I quickly realized years ago that what I wanted and I called it “all”. I realized that I could realize my dream in new environment, outside of Armenia, where I was born and grew up, so I thought I have to make a change. You have to have the dare, the passion, the drive to make the necessary changes to attain your dream. It was a big dream for me to start my new life and I took that step. I moved. New York City became my new environment. How did I come to that conclusion?

My teen years were fundamental for me. I built a person within me. I was really trying to understand life and what my purpose and Big Dream was. It was important for my awareness for me to analyze and to know: where am I going? What do I want? I did research. I was reading a lot. The library was my second home. I was choosing books that taught me what I needed to learn. My two initial targets were politics and classic literature because I wanted a big vocabulary. I wanted to understand different times, different environments and characters and learn about their experiences. Then I read science fiction and philosophy followed by reading about law and economics. I loved physics and chemistry. I studied astrology and how the world was created. I studied music.

I knew one thing very clearly. I wanted to have options about things, not just react and follow. I knew I had to get a good education. I knew I had to learn other languages and cultures. I became fluent in Russian and English in addition to Armenian, my native language. We are all on one small planet and I wanted to know this planet. I wanted to know about the world, so I studied history and geography. I joined arts clubs.  I was listening to all this great music coming from the other side of the world, all this literature—Dickens, Flaubert, Camus, Bzhezhinski. I was very interested in the different kinds of concepts coming from all over. I tried to understand the value of things. What do I value? Is it core of family and relationships? Or is it skills and technical knowledge?

All these books and literature, classic and non-classic, and music, science, different languages, all of these I just put things together and connected some dots. When I was out of college and had my Masters in Economics and Masters in Political Economy I defined my Big Dream in two parts. Part 1: Become someone in the corporate world, Part 2: Define and drive happiness and help build a greater future for the planet.
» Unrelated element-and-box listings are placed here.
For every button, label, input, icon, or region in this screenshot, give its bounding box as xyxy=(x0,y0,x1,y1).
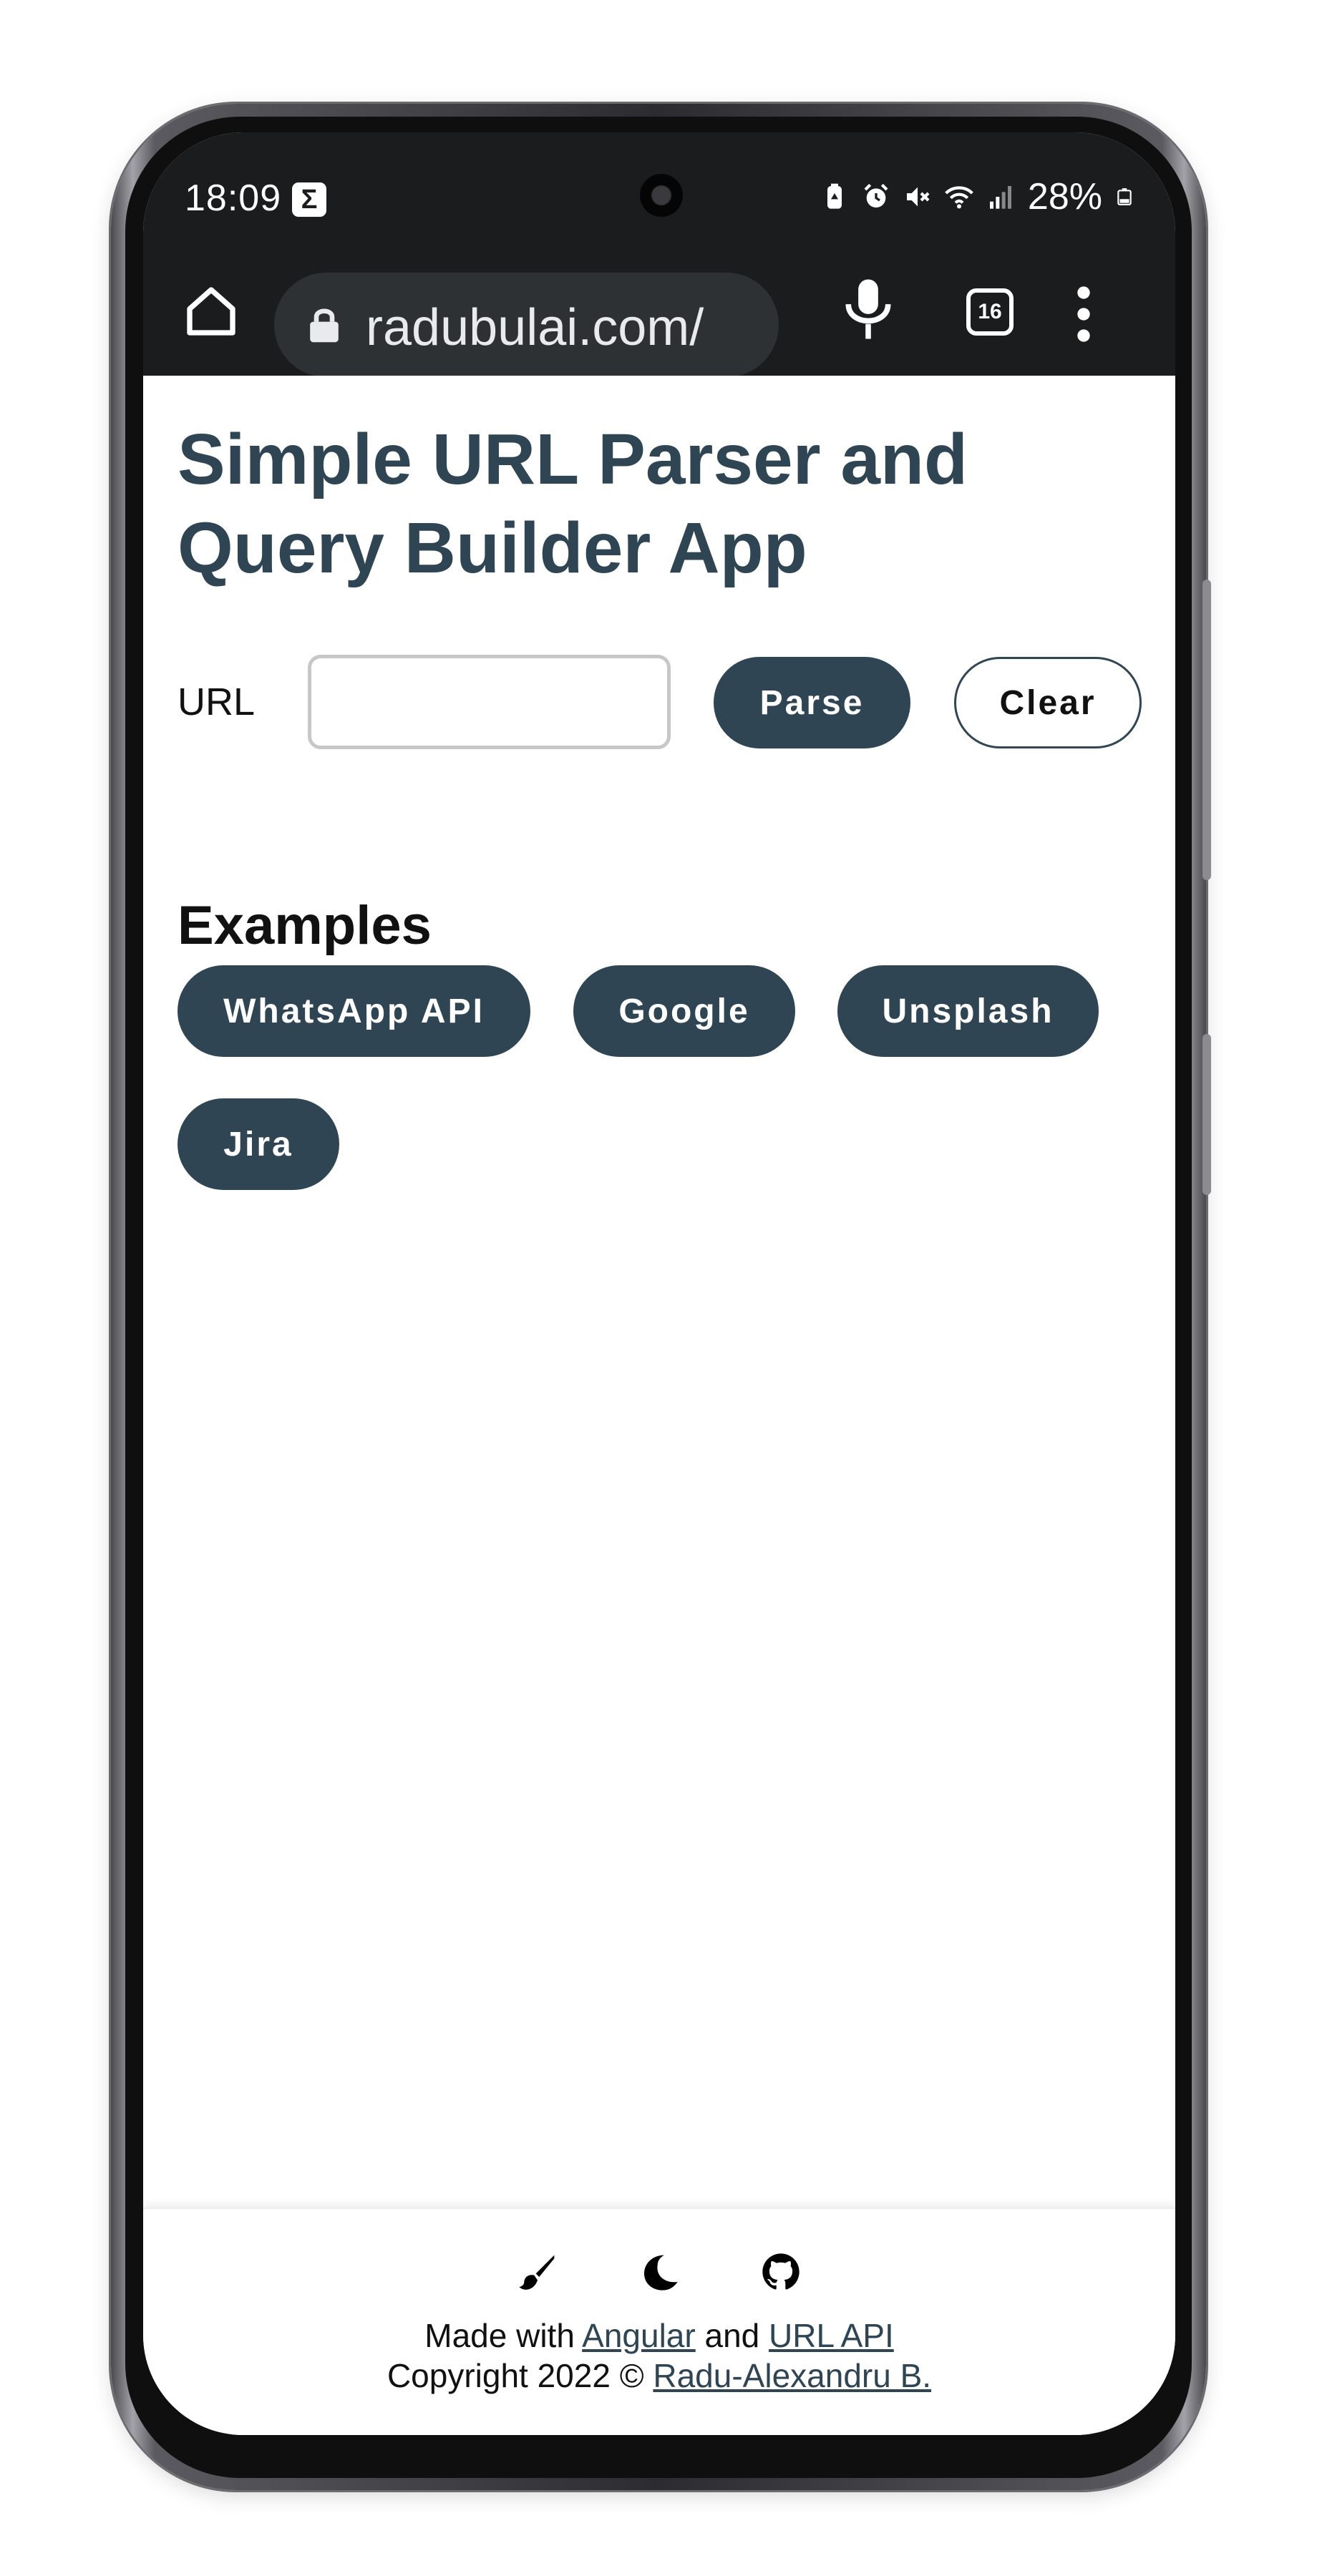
front-camera xyxy=(640,174,683,217)
volume-button xyxy=(1202,580,1211,880)
brush-icon[interactable] xyxy=(517,2252,558,2292)
menu-icon[interactable] xyxy=(1077,286,1091,343)
battery-saver-icon xyxy=(827,183,842,209)
footer-copyright: Copyright 2022 © Radu-Alexandru B. xyxy=(143,2356,1175,2395)
page-content: Simple URL Parser and Query Builder App … xyxy=(143,376,1175,2336)
examples-heading: Examples xyxy=(178,895,432,956)
tabs-icon[interactable]: 16 xyxy=(966,288,1014,336)
made-with-text: Made with xyxy=(424,2317,575,2354)
parse-button[interactable]: Parse xyxy=(714,657,910,748)
angular-link[interactable]: Angular xyxy=(582,2317,696,2354)
copyright-text: Copyright 2022 © xyxy=(387,2357,644,2394)
example-unsplash-button[interactable]: Unsplash xyxy=(837,965,1099,1057)
power-button xyxy=(1202,1034,1211,1195)
browser-toolbar: radubulai.com/ 16 xyxy=(143,247,1175,377)
wifi-icon xyxy=(945,186,973,209)
battery-icon xyxy=(1117,188,1132,205)
page-footer: Made with Angular and URL API Copyright … xyxy=(143,2207,1175,2435)
footer-made-with: Made with Angular and URL API xyxy=(143,2316,1175,2355)
home-icon[interactable] xyxy=(183,283,240,340)
url-input[interactable] xyxy=(308,655,671,749)
alarm-icon xyxy=(864,183,888,208)
example-whatsapp-button[interactable]: WhatsApp API xyxy=(178,965,530,1057)
mute-icon xyxy=(906,187,930,207)
and-text: and xyxy=(704,2317,760,2354)
address-bar[interactable]: radubulai.com/ xyxy=(274,273,779,377)
url-api-link[interactable]: URL API xyxy=(769,2317,894,2354)
clear-button[interactable]: Clear xyxy=(954,657,1142,748)
page-title: Simple URL Parser and Query Builder App xyxy=(178,419,968,588)
status-bar: 18:09 Σ 28% xyxy=(143,132,1175,247)
example-jira-button[interactable]: Jira xyxy=(178,1098,339,1190)
lock-icon xyxy=(310,308,339,343)
github-icon[interactable] xyxy=(761,2252,801,2292)
battery-percent: 28% xyxy=(1027,176,1102,218)
author-link[interactable]: Radu-Alexandru B. xyxy=(653,2357,931,2394)
mic-icon[interactable] xyxy=(843,277,893,341)
address-bar-url: radubulai.com/ xyxy=(366,299,704,356)
url-label: URL xyxy=(178,680,256,723)
status-icons: 28% xyxy=(820,175,1134,218)
phone-screen: 18:09 Σ 28% radubulai.com/ 16 Simple URL… xyxy=(143,132,1175,2435)
status-time: 18:09 xyxy=(185,177,282,219)
sigma-icon: Σ xyxy=(292,182,326,217)
signal-icon xyxy=(989,186,1011,209)
example-google-button[interactable]: Google xyxy=(573,965,795,1057)
moon-icon[interactable] xyxy=(639,2252,679,2292)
I consciously decided to come to explore the world and dare to be out of my comfort zone: I left my country and tried to become someone on another part of the planet—New York. I did visualize the freedom of driving my dreams to their fulfillment and also the freedom of making mistakes. There were almost no boundaries that I could see at the time to prevent me from reaching my dream. Here I am, now 20 years later, with the first part of my dream fulfilled—having a career journey in the corporate world. I am now working on Part 2. The Caring Organization is a big part of that change and future.

My million-dollar question to you, my reader, is “What is your Big Dream? Are you joining me in my Big Dream, Part 2?  Define and drive happiness and build a great, better future for our planet.”